Anish Giri — Grandmaster, Dutch #1, and widely regarded as the driest man alive in a good way — quote-tweeted it with a light jab:
“Glad @VBkramnik is there to witness this feat in person!”

If you know, you know. If you don’t, here’s the summary: Vladimir Kramnik, former World Champion and current online fair-play watchdog, has spent the past year warning anyone who will listen that elite chess is starting to look… suspicious. As in: disturbingly engine-like. He’s not naming names, but he’s also not not naming names.

So Giri’s tweet? A well-placed nudge. Not hostile.

But Kramnik does not do nudges. He replies with what might best be described as a gentle manifesto:

“The mafia constantly repeating this ‘joke’ for over a year… cheap PR tricks… fooling their major audience who doesn’t have a clue…”

And just like that, we’re off.

Except it’s not a fight. It’s something more interesting: a subtle, increasingly public disagreement about what the chess world is even looking at anymore.

On one side: Giri, who doesn’t deny that cheating exists, but seems more concerned with how narratives are being spun and who gets to spin them. His casual follow-up? That no one — mafia or anti-mafia — has bothered explaining why the Paris event was quietly pulled.

On the other: Kramnik, who sees the very structure of the game being eroded by statistics like “99% accuracy” being used without nuance or context.
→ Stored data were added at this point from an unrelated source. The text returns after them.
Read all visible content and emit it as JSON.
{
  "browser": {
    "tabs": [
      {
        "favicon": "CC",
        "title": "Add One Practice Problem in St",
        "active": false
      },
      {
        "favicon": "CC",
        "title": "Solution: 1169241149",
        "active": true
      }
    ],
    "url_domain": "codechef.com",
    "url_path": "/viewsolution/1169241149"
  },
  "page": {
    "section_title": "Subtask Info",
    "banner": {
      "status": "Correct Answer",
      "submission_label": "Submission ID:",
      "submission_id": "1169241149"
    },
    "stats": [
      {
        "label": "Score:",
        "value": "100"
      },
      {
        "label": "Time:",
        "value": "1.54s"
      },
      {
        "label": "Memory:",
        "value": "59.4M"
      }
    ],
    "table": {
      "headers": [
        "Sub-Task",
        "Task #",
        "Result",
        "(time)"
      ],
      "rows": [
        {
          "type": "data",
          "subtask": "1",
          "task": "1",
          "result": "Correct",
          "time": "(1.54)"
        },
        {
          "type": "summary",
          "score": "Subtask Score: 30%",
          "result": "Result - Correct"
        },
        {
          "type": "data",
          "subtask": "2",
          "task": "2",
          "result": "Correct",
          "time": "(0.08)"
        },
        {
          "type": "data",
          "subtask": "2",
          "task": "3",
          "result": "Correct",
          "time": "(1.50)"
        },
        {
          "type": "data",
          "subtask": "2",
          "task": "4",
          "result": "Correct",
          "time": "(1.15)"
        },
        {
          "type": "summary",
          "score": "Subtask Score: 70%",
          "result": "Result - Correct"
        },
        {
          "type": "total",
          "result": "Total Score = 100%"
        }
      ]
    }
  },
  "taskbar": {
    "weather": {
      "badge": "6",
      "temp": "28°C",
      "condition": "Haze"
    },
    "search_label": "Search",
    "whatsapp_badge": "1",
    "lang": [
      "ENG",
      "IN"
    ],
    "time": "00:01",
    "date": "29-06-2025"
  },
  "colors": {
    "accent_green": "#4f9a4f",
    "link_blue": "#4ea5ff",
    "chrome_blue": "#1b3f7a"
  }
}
To him, this isn’t just a number — it’s the PR arm of a larger campaign to normalize play that no longer looks human.

Both are right.

The 99% stat is almost meaningless without context (early openings are memorized, everyone calm down). But Kramnik’s not hallucinating either — trust in fair play has taken some real dents, and the chess world hasn’t exactly been transparent about how it’s handling them.

So what looked like a throwaway tweet turned into a Rorschach test:
Giri saw spin. Kramnik saw rot. And the fans, once again, were left watching two top players gesture at a much deeper conversation that no one wants to actually have out loud.